Consequently, the blunt truth is not always the best thing and may devastate the listener. If you tell someone the blunt truth right away, they may not have time or the experience to understand it completely and may just block it out altogether. Truth is a powerful source that can negatively impact someone when perceived directly. Through Dickinson’s use of a literal writing style, she manages to attract the reader into the poem while emphasizing her theme. Her use of capitalization, punctuation, alliteration, and oxymoron all serve a purpose to support the meaning of the poem.
This poem by Thomas Hardy gives of an air of pessimism and apparent helpless but not because of physical incapacity but instead of a personal conflict involving another. The speaker is almost haunted by the thought of his lover looking for him or her but no longer being the same person that she was before.
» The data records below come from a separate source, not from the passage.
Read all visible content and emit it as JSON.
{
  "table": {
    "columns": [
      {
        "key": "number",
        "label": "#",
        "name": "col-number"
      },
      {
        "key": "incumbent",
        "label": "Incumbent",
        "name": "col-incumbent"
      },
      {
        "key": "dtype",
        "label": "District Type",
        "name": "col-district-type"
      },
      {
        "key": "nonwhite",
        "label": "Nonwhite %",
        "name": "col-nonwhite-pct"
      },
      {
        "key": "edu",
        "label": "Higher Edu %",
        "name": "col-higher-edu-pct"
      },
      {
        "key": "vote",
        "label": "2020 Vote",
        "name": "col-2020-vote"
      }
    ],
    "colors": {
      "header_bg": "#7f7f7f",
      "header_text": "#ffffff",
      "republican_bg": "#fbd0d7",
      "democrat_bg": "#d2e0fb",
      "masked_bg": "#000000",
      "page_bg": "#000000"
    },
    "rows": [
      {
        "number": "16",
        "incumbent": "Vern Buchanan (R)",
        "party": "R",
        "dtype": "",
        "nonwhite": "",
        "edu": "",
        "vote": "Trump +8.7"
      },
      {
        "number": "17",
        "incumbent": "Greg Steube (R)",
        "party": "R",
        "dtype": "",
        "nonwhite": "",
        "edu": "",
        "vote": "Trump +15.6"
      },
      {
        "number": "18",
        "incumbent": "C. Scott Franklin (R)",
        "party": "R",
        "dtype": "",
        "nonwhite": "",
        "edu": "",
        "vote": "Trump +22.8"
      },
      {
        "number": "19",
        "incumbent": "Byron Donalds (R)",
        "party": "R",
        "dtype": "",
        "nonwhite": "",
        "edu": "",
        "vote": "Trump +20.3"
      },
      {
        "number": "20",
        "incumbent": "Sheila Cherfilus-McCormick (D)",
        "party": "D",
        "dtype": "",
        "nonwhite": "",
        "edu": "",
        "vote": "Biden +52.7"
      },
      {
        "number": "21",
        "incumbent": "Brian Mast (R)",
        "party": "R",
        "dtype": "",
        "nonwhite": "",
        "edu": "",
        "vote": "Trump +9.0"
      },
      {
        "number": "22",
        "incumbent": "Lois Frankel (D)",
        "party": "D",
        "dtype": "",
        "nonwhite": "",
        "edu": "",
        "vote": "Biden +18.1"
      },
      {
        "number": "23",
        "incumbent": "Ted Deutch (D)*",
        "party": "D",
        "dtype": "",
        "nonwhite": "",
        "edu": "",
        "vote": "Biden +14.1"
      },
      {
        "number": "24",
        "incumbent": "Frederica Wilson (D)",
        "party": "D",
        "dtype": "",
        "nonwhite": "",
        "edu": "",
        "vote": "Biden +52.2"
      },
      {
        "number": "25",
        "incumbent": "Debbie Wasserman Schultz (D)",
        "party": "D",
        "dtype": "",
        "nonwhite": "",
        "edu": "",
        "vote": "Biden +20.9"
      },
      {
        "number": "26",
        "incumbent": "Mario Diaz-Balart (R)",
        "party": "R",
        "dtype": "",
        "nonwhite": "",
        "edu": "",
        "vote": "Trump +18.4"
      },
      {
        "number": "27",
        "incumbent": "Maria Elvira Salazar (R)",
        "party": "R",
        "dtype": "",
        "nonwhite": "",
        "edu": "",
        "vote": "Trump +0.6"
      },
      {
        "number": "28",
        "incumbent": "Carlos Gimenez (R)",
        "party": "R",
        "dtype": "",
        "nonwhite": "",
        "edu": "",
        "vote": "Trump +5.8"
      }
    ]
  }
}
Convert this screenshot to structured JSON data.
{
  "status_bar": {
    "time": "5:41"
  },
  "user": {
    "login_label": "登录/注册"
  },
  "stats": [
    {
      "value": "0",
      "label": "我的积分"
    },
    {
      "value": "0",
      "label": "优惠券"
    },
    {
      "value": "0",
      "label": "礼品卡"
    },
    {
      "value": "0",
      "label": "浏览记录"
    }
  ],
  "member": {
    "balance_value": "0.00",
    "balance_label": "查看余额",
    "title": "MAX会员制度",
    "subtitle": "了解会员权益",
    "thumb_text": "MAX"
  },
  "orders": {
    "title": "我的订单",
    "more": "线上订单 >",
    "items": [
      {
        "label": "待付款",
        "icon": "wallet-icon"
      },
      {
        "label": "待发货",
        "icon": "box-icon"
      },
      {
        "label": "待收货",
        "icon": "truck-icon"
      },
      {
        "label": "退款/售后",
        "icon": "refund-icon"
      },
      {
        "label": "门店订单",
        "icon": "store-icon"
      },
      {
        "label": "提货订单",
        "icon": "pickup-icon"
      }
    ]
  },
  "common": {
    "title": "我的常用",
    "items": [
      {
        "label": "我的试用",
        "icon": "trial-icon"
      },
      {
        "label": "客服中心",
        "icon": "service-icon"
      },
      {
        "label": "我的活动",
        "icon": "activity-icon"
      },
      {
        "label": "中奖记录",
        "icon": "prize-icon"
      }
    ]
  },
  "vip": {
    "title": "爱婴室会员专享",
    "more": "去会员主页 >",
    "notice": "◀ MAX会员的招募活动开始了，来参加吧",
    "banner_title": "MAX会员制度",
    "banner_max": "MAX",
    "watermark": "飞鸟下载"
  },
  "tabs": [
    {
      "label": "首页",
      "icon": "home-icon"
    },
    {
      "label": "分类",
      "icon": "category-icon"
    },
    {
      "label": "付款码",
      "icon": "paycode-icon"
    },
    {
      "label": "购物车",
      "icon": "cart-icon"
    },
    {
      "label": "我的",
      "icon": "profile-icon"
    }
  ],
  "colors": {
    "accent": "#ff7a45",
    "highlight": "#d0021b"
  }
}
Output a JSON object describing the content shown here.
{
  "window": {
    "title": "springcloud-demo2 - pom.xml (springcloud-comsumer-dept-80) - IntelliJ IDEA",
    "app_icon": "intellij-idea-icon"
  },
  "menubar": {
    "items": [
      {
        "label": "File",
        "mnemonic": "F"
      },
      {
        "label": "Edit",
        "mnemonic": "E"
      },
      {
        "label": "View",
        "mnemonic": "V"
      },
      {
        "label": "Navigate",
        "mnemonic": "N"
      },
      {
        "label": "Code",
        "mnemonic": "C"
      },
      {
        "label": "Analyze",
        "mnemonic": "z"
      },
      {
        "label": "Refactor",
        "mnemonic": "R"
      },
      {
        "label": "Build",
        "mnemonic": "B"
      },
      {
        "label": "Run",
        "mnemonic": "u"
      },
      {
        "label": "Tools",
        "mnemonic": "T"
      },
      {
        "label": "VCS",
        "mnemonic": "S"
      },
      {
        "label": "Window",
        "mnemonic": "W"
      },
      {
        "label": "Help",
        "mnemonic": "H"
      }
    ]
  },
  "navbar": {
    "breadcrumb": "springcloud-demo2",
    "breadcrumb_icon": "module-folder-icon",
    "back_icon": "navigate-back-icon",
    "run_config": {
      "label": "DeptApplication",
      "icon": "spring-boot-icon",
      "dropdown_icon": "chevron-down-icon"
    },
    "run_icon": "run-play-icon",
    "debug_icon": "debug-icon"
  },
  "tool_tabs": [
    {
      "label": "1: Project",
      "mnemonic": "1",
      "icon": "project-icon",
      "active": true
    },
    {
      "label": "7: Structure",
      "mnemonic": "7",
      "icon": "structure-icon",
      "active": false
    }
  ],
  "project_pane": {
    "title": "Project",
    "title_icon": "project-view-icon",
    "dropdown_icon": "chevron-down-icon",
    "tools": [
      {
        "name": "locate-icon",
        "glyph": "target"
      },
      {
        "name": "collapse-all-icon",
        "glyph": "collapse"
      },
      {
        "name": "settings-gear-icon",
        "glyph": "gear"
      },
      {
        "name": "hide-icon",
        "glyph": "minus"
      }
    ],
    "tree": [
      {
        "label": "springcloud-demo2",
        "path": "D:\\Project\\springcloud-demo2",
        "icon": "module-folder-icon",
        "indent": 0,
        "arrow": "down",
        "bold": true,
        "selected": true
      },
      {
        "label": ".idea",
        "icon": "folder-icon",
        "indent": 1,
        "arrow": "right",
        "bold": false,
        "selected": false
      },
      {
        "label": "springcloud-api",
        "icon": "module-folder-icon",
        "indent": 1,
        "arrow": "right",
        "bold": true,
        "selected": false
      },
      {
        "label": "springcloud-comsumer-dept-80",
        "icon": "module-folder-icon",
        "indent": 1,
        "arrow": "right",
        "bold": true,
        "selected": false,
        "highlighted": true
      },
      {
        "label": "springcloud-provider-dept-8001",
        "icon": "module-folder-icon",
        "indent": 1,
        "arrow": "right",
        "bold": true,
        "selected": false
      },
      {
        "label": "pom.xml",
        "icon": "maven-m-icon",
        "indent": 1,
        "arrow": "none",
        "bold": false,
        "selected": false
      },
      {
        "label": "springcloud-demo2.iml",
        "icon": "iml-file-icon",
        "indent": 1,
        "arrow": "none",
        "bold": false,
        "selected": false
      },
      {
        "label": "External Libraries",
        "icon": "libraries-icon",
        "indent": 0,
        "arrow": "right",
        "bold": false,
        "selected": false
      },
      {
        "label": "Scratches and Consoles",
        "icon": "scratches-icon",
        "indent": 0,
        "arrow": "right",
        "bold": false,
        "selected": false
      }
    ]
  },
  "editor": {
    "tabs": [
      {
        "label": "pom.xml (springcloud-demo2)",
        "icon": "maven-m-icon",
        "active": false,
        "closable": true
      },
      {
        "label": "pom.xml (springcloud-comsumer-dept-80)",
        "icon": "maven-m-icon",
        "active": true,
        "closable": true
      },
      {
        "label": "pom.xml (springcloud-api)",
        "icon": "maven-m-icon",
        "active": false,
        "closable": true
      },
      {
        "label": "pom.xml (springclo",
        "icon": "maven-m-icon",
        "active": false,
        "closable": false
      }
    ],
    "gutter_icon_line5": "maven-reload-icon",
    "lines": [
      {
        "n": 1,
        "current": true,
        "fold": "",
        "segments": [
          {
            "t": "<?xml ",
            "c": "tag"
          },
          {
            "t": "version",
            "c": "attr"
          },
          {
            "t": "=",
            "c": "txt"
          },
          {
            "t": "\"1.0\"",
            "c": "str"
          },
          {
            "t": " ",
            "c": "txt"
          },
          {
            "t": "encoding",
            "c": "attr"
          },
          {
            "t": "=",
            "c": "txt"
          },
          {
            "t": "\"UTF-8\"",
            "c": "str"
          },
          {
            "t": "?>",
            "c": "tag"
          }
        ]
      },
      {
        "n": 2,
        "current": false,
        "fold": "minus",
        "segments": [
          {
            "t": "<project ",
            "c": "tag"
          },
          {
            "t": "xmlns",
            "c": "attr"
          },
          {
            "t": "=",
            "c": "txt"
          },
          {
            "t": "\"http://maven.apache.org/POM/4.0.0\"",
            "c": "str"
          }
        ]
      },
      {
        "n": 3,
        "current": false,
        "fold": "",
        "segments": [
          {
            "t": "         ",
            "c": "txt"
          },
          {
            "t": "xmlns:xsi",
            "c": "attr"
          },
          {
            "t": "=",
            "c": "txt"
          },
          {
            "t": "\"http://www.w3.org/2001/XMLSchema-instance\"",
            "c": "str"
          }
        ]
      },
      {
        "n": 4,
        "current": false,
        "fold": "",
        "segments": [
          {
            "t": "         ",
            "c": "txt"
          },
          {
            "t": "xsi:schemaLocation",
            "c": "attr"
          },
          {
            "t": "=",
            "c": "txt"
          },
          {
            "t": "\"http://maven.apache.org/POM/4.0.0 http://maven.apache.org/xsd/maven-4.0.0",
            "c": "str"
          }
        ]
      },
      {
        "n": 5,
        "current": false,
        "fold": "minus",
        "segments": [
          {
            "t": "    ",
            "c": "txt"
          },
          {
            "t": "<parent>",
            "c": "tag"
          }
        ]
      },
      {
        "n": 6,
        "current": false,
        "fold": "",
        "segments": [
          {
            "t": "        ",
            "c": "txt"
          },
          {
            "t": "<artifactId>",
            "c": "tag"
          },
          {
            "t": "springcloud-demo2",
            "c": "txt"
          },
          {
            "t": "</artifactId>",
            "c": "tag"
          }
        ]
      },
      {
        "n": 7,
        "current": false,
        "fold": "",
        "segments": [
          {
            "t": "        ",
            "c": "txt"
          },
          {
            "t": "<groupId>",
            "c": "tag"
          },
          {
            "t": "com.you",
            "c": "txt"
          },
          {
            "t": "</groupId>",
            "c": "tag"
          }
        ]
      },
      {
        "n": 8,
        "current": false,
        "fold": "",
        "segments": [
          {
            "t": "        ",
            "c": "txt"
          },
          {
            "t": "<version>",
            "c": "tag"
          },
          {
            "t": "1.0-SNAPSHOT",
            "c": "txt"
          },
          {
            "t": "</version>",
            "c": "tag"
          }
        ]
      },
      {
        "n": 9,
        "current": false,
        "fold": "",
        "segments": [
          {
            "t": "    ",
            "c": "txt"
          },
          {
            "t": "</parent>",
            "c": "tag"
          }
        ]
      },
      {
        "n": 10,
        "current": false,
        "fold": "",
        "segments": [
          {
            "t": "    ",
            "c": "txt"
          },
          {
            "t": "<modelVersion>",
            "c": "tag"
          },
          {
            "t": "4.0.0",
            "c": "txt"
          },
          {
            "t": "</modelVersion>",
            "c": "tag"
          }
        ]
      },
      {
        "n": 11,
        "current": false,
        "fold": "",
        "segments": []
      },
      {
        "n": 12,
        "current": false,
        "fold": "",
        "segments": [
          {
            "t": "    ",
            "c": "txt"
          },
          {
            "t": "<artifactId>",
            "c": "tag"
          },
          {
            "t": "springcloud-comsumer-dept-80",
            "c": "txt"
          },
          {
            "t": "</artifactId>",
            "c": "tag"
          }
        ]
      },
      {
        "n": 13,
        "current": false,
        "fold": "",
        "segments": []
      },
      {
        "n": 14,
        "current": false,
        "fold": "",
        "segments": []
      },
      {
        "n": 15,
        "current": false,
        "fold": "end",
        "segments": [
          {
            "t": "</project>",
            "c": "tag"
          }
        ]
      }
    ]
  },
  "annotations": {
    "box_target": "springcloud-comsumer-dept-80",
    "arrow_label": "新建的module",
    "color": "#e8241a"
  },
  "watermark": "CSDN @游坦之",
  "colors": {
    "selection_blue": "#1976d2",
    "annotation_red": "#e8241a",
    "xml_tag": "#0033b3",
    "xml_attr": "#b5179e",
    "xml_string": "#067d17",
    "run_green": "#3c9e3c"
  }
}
The speaker is not completely confident of his or her own abilities because his or her own thoughts are too fixated on the effects of the person, classified as “you” in the poem, and how they continue to afflict or confuse the speaker. The repetition of the person calling to the speaker emphasizes significance of this action to the poem and also how incessant it is to the speaker. In the first stanza “you” is almost stressed every time that it appears yet “me” is not stressed, when reading this out loud it is evident that the speaker is more aware of the action of “you” than his or her own.